In Social Justice Warriors, you’re on the front lines of arguing on the Internet. From behind a keyboard, you take on the horde of racist, sexist trolls who turned the term ‘social justice warrior’ into an attack on anyone who advocates for better gender and racial politics in video games. With the game’s debut on the popular Steam computer game platform in February, it’s now in front of a much larger audience. So I gave it a try.
Social Justice Warriors sounds pretty clear-cut. You fight with trolls one-by-one, lowering their sanity and reputation with arguments and personal attacks, while trying to keep your own sanity and reputation from dropping too low and forcing you to log off. They attack with all-too-real troll arguments, things like “if he didn’t want to get shot, he shouldn’t have dressed like that.” It’s enough to get your blood boiling.
That’s when you start considering a personal attack. You’ve been sticking to reasoned arguments so far, but this troll clearly isn’t going to listen. You fling a personal attack, bringing the troll’s sanity and reputation way down, but it takes some of your reputation down with it. You don’t look good mud-slinging either, even when it’s for a good cause. That conflict, between wanting to take down the vile trolls at any cost, and preserving your own mental health and good name, is the one that animates Social Justice Warriors. You always have the option to make a more effective personal attack, but it will always come at a cost. Do you avoid personal attacks entirely? Bring them out only when you’re in a tough spot? Or do you immediately take the fight to the gutter?
The game’s creator, Eric Ford, told ThinkProgress via email that dilemma is central to the game experience. “The game’s very first menu offers the choice to ‘Battle for Social Justice’ or ‘Don’t Battle for Social Justice’,” he said, “questioning whether the conflict should even be viewed as warfare or fought at all.” Choosing not to fight exits the game. If you choose to continue, you’ll get to pick a class.

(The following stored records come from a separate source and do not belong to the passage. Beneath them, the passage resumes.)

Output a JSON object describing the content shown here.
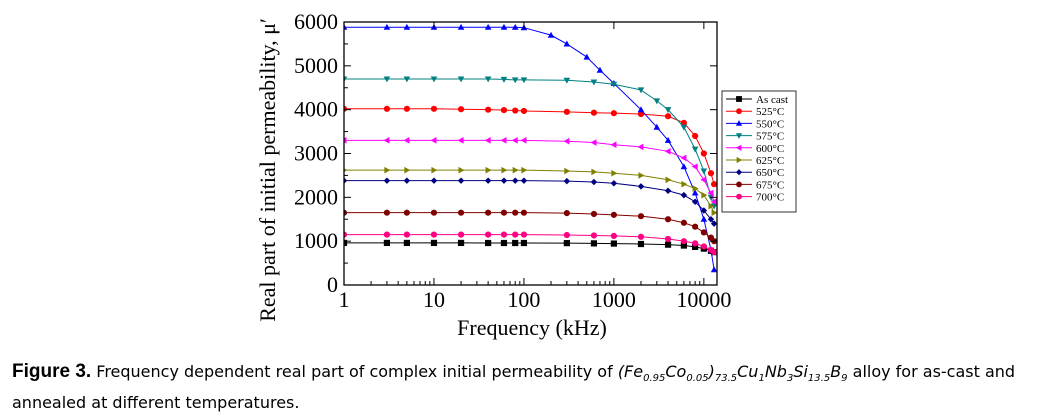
{
  "chart_data": {
    "type": "line",
    "xscale": "log",
    "xlabel": "Frequency (kHz)",
    "ylabel": "Real part of initial permeability, μ′",
    "xlim": [
      1,
      14000
    ],
    "ylim": [
      0,
      6000
    ],
    "x_ticks": [
      1,
      10,
      100,
      1000,
      10000
    ],
    "x_tick_labels": [
      "1",
      "10",
      "100",
      "1000",
      "10000"
    ],
    "y_ticks": [
      0,
      1000,
      2000,
      3000,
      4000,
      5000,
      6000
    ],
    "y_tick_labels": [
      "0",
      "1000",
      "2000",
      "3000",
      "4000",
      "5000",
      "6000"
    ],
    "legend_position": "right",
    "series": [
      {
        "name": "As cast",
        "color": "#000000",
        "marker": "square",
        "x": [
          1,
          3,
          5,
          10,
          20,
          40,
          60,
          80,
          100,
          300,
          600,
          1000,
          2000,
          4000,
          6000,
          8000,
          10000,
          12000,
          13000
        ],
        "y": [
          960,
          960,
          960,
          960,
          960,
          958,
          958,
          958,
          958,
          955,
          950,
          945,
          935,
          920,
          900,
          870,
          830,
          780,
          750
        ]
      },
      {
        "name": "525°C",
        "color": "#ff0000",
        "marker": "circle",
        "x": [
          1,
          3,
          5,
          10,
          20,
          40,
          60,
          80,
          100,
          300,
          600,
          1000,
          2000,
          4000,
          6000,
          8000,
          10000,
          12000,
          13000
        ],
        "y": [
          4020,
          4020,
          4020,
          4020,
          4010,
          4000,
          3990,
          3980,
          3970,
          3950,
          3930,
          3920,
          3900,
          3850,
          3700,
          3400,
          3000,
          2550,
          2300
        ]
      },
      {
        "name": "550°C",
        "color": "#0000ff",
        "marker": "triangle-up",
        "x": [
          1,
          3,
          5,
          10,
          20,
          40,
          60,
          80,
          100,
          200,
          300,
          500,
          700,
          1000,
          2000,
          3000,
          4000,
          6000,
          8000,
          10000,
          12000,
          13000
        ],
        "y": [
          5880,
          5880,
          5880,
          5880,
          5880,
          5880,
          5880,
          5880,
          5870,
          5700,
          5500,
          5200,
          4900,
          4600,
          4000,
          3600,
          3300,
          2700,
          2100,
          1500,
          800,
          350
        ]
      },
      {
        "name": "575°C",
        "color": "#008080",
        "marker": "triangle-down",
        "x": [
          1,
          3,
          5,
          10,
          20,
          40,
          60,
          80,
          100,
          300,
          600,
          1000,
          2000,
          3000,
          4000,
          6000,
          8000,
          10000,
          12000,
          13000
        ],
        "y": [
          4700,
          4700,
          4700,
          4700,
          4700,
          4700,
          4690,
          4680,
          4680,
          4670,
          4630,
          4580,
          4450,
          4200,
          4000,
          3600,
          3100,
          2600,
          2000,
          1800
        ]
      },
      {
        "name": "600°C",
        "color": "#ff00ff",
        "marker": "triangle-left",
        "x": [
          1,
          3,
          5,
          10,
          20,
          40,
          60,
          80,
          100,
          300,
          600,
          1000,
          2000,
          4000,
          6000,
          8000,
          10000,
          12000,
          13000
        ],
        "y": [
          3300,
          3300,
          3300,
          3300,
          3300,
          3300,
          3300,
          3300,
          3300,
          3280,
          3250,
          3200,
          3150,
          3050,
          2900,
          2700,
          2400,
          2100,
          1900
        ]
      },
      {
        "name": "625°C",
        "color": "#808000",
        "marker": "triangle-right",
        "x": [
          1,
          3,
          5,
          10,
          20,
          40,
          60,
          80,
          100,
          300,
          600,
          1000,
          2000,
          4000,
          6000,
          8000,
          10000,
          12000,
          13000
        ],
        "y": [
          2620,
          2620,
          2620,
          2620,
          2620,
          2620,
          2620,
          2620,
          2620,
          2600,
          2580,
          2550,
          2500,
          2400,
          2300,
          2200,
          2050,
          1800,
          1650
        ]
      },
      {
        "name": "650°C",
        "color": "#000080",
        "marker": "diamond",
        "x": [
          1,
          3,
          5,
          10,
          20,
          40,
          60,
          80,
          100,
          300,
          600,
          1000,
          2000,
          4000,
          6000,
          8000,
          10000,
          12000,
          13000
        ],
        "y": [
          2380,
          2380,
          2380,
          2380,
          2380,
          2380,
          2380,
          2380,
          2380,
          2370,
          2350,
          2320,
          2250,
          2150,
          2050,
          1900,
          1700,
          1500,
          1400
        ]
      },
      {
        "name": "675°C",
        "color": "#800000",
        "marker": "circle",
        "x": [
          1,
          3,
          5,
          10,
          20,
          40,
          60,
          80,
          100,
          300,
          600,
          1000,
          2000,
          4000,
          6000,
          8000,
          10000,
          12000,
          13000
        ],
        "y": [
          1650,
          1650,
          1650,
          1650,
          1650,
          1650,
          1650,
          1650,
          1650,
          1640,
          1620,
          1600,
          1570,
          1500,
          1420,
          1330,
          1200,
          1080,
          1000
        ]
      },
      {
        "name": "700°C",
        "color": "#ff0080",
        "marker": "circle",
        "x": [
          1,
          3,
          5,
          10,
          20,
          40,
          60,
          80,
          100,
          300,
          600,
          1000,
          2000,
          4000,
          6000,
          8000,
          10000,
          12000,
          13000
        ],
        "y": [
          1150,
          1150,
          1150,
          1150,
          1150,
          1150,
          1150,
          1150,
          1150,
          1140,
          1130,
          1120,
          1100,
          1050,
          1000,
          950,
          880,
          800,
          750
        ]
      }
    ]
  },
  "caption": {
    "label": "Figure 3.",
    "text_before": " Frequency dependent real part of complex initial permeability of ",
    "formula": {
      "p1": "(Fe",
      "s1": "0.95",
      "p2": "Co",
      "s2": "0.05",
      "p3": ")",
      "s3": "73.5",
      "p4": "Cu",
      "s4": "1",
      "p5": "Nb",
      "s5": "3",
      "p6": "Si",
      "s6": "13.5",
      "p7": "B",
      "s7": "9"
    },
    "text_after": " alloy for as-cast and annealed at different temperatures."
  }
}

As a social justice paladin, typically a sort of righteous holy warrior in video games, you can “dismember their claims with your logic,” rebroadcast their message to be attacked by others, or go for the personal attack. As a mage, a class that fights with magic in other games, you blog about the perils of injustice and write rebuttals. As a rogue, typically a sort of sneaky thief, you believe that all is fair in the fight against the trolls, so all of your attacks involve character assassination and backstabbing.
Ford says that temptation is purposeful. “There’s always a danger of things escalating into an us-vs-them conflict where disproving your opponent — winning — takes precedence over principles,” he said. “The game’s high score table encourages you to defeat more and more trolls, adding to the temptation to use your character’s own ad hominem attacks to dispatch trolls more quickly.”
It’s odd to say about a game, but Social Justice Warriors is at its best when it frustrates the player and makes them uncomfortable. For one thing, there’s no winning the game. The trolls will keep coming as long as you’re willing and able to fight them. “Once you’ve embarked down the path of correcting every incorrect statement an anonymous stranger is making online,” Ford said, “the only inevitable outcomes are that your patience is exhausted by frustration, your reputation is obliterated by the trolls’ defamation or your own actions, or you give up in disgust.”
While Ford has insisted the game isn’t pro- or anti-social justice warrior, his political sympathies are clear enough in the game. “We already ended racism like 40 years ago,” the troll says. “If you don’t think female privilege is real, you’re the real sexist.” They’re both laughably ridiculous, and sadly the kind of thing right wing trolls actually say. Your rebuttals are typically well-reasoned and sensible — at least until the trolls wear your sanity down.
You might expect that it would be cathartic getting to obliterate trolls in a controlled environment, but for me, the futility was overwhelming. Defeat a troll, and you’ll get a small boost to your own sanity and reputation. Then a new troll who looks exactly the same (and exactly the same as you) pops up a second later. That all contributes to a pretty short play time. Once you’ve tried out the classes and seen a good portion of what the game has to offer, it’s probably been a half hour or an hour. But for $7.99 on Steam, or less when it’s on sale, it’s worth trying out.
Social Justice Warriors excels at something only games can really do. It puts you in a position where you have to think and act like someone else, where you’re subject to the same temptations and lack of options they have. In that way, it reminds me of Papers, Please, where you’re the immigration inspector in a repressive state, forced to decide regularly between human decency and doing your job to feed your family. It also reminds me of Cart Life, where you play a street vendor struggling to get by, and the game really makes you feel every screw up as you spiral into poverty.
Despite Social Justice Warrior’s sense of futility for players, it isn’t “intended to suggest that racist, sexist, or other offensive comments shouldn’t be confronted online,” Ford said. The goal is to encourage critical thinking on how it can be done more effectively, and at less cost to the real-world social justice warriors. Social Justice Warriors doesn’t have an answer to the question of what that would look like, but it does encourage us to try and figure it out.